Central Banks: From Coordination to Competition
This is one reason why I anticipate “unexpected” disruptions in the global economy in 2018.
The mere mention of “central banks” will likely turn off many readers who understandably have little interest in convoluted policies and arcane mumbo-jumbo, but bear with me for a few paragraphs while I make the case for something to happen in 2018 that will impact us all to some degree.
That something is the decay of the synchronized central bank stimulus policies that have pumped trillions of dollars, yuan, yen and euros into the global financial markets over the past nine years. Here are two charts that depict the “tag team” coordinated approach central banks have deployed: when one CB tapers its stimulus, another ramps up its money-creation/asset-purchases stimulus:
The balance sheets of all the primary central banks added together is astronomical:
This team effort is motivated by self-interest, of course; no one central bank can reflate the entire global economy, and yet that is the only way to reflate each nation/bloc’s own economy, given the global connectedness of the modern economy.
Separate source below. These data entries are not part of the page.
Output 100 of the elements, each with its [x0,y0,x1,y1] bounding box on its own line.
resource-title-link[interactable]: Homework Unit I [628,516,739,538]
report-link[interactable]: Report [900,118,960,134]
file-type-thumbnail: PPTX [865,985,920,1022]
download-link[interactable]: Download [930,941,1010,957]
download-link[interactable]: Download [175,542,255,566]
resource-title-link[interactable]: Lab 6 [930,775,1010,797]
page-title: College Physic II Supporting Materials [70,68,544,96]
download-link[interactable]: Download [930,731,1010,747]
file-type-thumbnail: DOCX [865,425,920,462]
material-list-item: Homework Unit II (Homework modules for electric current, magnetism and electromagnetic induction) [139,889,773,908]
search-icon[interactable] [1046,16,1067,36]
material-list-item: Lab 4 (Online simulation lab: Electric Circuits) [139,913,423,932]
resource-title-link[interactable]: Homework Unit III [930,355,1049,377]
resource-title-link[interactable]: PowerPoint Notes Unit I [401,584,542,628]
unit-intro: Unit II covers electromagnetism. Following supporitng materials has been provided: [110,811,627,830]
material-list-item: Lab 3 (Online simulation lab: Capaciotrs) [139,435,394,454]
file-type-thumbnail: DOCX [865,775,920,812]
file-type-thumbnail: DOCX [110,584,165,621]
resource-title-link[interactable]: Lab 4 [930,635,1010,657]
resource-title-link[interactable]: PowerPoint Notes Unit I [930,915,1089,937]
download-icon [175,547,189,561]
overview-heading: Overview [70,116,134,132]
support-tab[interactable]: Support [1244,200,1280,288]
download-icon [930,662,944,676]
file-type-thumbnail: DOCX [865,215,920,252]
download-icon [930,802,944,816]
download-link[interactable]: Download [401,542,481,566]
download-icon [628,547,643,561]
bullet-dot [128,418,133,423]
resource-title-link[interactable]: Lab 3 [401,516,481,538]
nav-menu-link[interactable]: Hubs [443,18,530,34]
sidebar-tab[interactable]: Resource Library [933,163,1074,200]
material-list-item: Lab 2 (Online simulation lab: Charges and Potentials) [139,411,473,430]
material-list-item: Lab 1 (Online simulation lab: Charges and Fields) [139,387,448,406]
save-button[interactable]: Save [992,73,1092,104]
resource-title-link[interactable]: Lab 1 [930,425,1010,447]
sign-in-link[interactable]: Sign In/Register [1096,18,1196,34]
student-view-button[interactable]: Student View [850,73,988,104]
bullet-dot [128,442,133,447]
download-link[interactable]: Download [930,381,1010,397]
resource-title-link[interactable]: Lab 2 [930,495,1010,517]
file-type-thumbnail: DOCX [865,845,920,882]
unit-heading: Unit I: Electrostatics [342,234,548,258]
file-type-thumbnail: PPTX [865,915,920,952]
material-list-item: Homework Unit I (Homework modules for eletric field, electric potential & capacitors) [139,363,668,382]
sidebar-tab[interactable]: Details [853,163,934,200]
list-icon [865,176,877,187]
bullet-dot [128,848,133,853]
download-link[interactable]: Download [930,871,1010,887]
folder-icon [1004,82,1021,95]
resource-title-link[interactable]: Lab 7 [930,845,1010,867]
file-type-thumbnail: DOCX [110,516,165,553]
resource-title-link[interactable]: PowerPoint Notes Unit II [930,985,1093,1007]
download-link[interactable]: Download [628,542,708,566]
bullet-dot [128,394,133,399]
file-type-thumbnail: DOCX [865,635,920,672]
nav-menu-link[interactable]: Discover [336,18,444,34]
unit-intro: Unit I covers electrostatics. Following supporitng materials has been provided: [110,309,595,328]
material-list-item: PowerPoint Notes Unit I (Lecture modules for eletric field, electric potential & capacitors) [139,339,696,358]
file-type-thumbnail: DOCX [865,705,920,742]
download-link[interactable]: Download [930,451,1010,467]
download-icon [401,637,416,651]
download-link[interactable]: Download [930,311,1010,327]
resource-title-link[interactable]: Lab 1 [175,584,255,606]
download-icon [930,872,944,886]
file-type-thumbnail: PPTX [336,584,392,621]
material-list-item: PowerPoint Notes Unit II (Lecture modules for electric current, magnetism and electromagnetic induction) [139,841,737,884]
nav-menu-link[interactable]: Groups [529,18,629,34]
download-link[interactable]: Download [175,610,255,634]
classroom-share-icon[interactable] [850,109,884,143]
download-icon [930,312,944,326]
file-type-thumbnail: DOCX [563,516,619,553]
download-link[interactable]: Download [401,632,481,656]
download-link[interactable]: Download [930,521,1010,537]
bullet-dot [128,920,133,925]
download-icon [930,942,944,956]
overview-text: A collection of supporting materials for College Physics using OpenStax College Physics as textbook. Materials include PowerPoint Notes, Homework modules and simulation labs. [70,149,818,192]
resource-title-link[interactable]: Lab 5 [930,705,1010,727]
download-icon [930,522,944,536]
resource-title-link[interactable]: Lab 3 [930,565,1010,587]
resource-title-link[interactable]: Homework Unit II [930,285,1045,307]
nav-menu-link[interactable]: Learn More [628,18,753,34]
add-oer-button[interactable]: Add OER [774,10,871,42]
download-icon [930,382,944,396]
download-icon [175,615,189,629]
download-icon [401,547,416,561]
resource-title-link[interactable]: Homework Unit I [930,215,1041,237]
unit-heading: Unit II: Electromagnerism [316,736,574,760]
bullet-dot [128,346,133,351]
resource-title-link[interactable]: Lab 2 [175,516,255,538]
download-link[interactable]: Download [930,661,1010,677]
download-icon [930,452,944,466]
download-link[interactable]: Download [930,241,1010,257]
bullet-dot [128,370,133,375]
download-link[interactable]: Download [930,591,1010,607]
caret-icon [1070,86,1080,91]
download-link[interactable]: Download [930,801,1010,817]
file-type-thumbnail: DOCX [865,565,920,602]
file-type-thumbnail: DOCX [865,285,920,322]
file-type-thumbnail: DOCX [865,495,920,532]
But the threads of mutual self-interest are fraying. At this late stage in the credit cycle, the central banks must begin “tapering”, i.e. diminishing and then ending their stimulus policies and eventually reducing their balance sheets by selling assets they bought in the stimulus phase (or simply stop replacing bonds they own that mature).
The Federal Reserve was first out of the gate in launching quasi-unlimited bond purchases, and it was the first central bank to cease stimulus (quantitative easing) and raise interest rates. It has now signaled that it will begin selling assets (i.e. stop replacing bonds that mature).